And she took a dagger from her belt, laying it on the floor. Then she wept.

She had long been one of the most trusted women of the Empress Alixana. Took a pleasure in that fact that was almost certainly reprehensible in the eyes of Jad and his clerics. Mortals, especially women, were not to puff themselves up with the sin of pride.

But there it was.

She had been the last person awake in the house, having offered to tend the downstairs fire and put out the lamps before going up to the doctor's bed. She had sat in the front room alone for a time in the dark, watching white moonlight through the high window. Had heard footsteps in the other ground-floor rooms, heard them cease as the others went to their beds. She had remained where she was for a time, anxiously. She had to wait, but feared to wait too long. Finally, she had walked down the main-floor hallway and opened a bedroom door, silently.

She had prepared an excuse-not a good one-if he was still awake.

The steward who ran this house for Plautus Bonosus was an efficient but not an especially clever man. Still, something had been said when the soldiers left-a misunderstanding that could have been amusing but wasn't, at all, with so desperately much at stake. An exchange that might be fatal, if he put the pieces together.

There was a huge reward on offer, incomprehensibly large, in fact, proclaimed by heralds throughout the City all day. What if the steward woke in the night with a blinding thought? If a daemon or ghost came to him carrying a dream? If he realized under the late moons that the soldier at the door hadn't been calling the grey-bearded doctor a whore but had been referring to a woman upstairs? A woman. The steward might wake, wonder, feel the slow licking of curiosity and greed, rise up in the dark house, go down the hallway with a lamp lit from his fire.

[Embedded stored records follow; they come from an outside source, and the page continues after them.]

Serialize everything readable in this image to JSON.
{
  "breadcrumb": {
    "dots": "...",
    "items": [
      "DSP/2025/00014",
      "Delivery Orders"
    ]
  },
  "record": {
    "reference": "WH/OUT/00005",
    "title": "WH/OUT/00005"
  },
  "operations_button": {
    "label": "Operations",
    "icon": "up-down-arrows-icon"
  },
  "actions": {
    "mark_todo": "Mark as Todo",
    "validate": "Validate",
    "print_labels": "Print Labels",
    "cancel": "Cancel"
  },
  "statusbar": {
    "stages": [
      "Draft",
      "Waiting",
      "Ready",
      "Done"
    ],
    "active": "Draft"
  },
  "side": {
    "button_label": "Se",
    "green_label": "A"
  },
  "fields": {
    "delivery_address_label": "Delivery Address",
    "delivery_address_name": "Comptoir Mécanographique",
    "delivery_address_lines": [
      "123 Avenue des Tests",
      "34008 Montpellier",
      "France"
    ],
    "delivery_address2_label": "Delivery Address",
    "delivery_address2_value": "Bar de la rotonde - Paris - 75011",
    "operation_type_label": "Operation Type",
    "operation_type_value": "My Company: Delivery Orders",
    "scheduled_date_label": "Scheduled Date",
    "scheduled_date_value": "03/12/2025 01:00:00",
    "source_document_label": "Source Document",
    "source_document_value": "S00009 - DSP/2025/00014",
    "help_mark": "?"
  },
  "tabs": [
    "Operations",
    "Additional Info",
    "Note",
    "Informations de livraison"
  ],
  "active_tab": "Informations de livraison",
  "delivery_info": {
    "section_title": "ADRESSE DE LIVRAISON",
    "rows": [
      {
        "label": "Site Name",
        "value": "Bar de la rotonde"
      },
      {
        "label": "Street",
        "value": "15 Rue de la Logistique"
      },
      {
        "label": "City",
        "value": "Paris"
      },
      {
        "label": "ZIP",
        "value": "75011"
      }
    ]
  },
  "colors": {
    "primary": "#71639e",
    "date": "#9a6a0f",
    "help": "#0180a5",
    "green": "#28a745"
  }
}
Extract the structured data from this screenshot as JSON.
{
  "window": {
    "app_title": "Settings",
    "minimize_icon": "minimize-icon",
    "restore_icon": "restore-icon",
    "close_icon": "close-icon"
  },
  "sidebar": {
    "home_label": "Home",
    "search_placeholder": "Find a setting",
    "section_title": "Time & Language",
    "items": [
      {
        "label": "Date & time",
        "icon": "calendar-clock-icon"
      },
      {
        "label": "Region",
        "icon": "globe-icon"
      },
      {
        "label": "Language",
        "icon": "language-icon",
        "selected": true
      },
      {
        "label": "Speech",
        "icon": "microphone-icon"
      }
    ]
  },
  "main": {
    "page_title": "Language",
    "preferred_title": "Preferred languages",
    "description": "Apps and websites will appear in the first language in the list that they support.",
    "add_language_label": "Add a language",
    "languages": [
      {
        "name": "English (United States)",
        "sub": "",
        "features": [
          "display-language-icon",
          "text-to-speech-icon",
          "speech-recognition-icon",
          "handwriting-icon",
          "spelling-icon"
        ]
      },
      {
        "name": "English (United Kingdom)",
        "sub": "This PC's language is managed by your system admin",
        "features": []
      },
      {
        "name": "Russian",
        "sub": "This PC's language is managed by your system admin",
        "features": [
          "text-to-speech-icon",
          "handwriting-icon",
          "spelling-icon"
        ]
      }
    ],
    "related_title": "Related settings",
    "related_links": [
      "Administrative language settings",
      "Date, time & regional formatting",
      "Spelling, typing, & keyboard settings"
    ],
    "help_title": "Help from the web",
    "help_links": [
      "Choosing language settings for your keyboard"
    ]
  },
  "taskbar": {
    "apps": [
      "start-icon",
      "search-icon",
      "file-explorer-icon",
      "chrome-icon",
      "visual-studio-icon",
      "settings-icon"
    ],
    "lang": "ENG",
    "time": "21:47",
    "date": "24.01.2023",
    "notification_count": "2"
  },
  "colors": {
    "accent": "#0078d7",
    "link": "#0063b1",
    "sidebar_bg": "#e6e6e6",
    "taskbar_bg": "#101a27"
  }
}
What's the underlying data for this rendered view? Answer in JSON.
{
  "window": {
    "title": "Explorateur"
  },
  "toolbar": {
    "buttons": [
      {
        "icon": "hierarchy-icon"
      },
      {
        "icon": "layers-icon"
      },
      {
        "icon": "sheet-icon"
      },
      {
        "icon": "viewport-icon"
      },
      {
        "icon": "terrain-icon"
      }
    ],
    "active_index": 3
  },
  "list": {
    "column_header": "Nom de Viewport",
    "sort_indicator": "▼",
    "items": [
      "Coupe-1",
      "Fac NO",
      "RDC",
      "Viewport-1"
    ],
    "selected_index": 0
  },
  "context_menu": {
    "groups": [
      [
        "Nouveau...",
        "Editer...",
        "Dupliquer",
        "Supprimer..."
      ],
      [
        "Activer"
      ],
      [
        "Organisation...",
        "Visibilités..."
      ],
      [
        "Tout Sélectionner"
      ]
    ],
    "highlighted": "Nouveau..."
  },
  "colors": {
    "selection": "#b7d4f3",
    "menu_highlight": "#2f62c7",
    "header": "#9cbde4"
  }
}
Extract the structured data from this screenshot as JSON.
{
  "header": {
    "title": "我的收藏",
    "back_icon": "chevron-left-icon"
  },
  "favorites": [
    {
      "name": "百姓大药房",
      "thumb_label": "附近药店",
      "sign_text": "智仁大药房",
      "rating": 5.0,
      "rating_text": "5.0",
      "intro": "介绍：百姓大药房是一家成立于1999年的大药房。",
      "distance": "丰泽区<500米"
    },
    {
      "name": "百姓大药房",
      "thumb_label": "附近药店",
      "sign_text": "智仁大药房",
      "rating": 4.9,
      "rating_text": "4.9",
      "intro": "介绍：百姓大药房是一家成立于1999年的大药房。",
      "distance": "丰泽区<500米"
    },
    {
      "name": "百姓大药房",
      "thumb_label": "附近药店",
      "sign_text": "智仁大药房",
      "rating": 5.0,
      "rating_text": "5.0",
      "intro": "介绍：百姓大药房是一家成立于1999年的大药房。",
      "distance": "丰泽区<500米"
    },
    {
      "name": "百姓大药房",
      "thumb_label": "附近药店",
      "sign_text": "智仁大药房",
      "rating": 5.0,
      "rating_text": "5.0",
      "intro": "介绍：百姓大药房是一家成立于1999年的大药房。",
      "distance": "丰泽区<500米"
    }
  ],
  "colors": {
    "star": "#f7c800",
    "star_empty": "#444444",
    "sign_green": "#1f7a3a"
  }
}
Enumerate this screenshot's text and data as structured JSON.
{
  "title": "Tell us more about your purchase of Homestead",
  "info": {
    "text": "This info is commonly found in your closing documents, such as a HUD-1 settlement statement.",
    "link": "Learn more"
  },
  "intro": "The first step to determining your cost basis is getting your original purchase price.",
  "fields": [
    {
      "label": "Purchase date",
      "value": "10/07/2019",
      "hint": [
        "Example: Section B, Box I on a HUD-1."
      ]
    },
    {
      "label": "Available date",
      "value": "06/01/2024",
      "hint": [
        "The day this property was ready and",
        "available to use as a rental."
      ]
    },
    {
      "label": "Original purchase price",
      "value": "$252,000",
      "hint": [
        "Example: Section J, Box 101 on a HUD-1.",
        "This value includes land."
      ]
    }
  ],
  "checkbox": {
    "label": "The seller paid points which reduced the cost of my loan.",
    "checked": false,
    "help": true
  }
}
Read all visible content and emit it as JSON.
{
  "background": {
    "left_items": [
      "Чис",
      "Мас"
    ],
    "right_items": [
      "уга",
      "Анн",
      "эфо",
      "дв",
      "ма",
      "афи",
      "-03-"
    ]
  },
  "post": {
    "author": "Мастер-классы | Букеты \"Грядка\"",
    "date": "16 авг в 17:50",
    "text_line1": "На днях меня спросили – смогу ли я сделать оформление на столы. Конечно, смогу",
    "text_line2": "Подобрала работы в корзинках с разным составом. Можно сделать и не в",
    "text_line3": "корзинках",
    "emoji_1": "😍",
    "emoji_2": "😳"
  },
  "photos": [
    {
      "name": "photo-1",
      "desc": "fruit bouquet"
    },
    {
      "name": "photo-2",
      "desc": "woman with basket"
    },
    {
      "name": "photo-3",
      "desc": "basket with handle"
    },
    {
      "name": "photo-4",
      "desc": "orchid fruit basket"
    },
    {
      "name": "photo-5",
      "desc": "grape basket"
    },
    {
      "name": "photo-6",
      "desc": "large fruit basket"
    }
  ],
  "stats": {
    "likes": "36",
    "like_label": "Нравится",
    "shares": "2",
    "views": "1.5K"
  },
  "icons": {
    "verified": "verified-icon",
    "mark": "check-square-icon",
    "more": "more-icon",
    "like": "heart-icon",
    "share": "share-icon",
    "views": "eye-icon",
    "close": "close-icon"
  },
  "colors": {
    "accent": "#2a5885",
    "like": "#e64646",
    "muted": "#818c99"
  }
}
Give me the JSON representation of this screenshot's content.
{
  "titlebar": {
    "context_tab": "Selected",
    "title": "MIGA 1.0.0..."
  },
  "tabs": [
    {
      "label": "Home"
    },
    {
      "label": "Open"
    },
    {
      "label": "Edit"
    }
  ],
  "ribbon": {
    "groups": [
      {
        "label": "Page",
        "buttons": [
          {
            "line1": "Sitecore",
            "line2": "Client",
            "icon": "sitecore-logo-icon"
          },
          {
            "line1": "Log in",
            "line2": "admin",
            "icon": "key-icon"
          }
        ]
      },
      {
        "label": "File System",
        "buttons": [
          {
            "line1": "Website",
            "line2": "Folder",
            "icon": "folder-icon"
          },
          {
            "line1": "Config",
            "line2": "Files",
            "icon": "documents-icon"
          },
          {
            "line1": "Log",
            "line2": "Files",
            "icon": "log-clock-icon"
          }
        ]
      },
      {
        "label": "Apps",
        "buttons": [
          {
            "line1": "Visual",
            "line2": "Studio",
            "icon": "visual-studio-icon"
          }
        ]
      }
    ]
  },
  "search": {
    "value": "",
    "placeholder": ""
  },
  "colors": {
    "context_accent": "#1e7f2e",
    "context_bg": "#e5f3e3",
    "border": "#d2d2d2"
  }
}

Open the front door. Call for a guard of the Urban Prefecture, or a soldier.

It was a risk. It was a risk.

She had walked into his room, silent as a ghost herself, looked down upon him where he lay sleeping on his back. Sought a way to make her heart grow hard.

Loyalty, real loyalty, sometimes required a death. The Empress (she would always call her that) was still in the house. It was not a night to take chances. They might trace the steward's murder to her but sometimes the death required was one's own.

"My lady, I could not kill him. I tried, I went to do it, but…"

The girl was weeping. The blade on the floor before her was innocent of blood, Rustem saw. He looked at Alixana.

"I ought to have known better," Alixana murmured, still wrapped in the bed linens, "than to make you a soldier in the Excubitors." And she smiled, faintly.

Elita looked up, biting at her lower lip.

"I don't think we need his death, my dear. If the man somehow wakes in the night with a vision and goes for the door and a guard… you can run them through with a sword."

"My lady. I don't have"

"I know, child. I am telling you we need not murder to defend against this chance. If he were going to rethink that conversation, he'd have done it by now."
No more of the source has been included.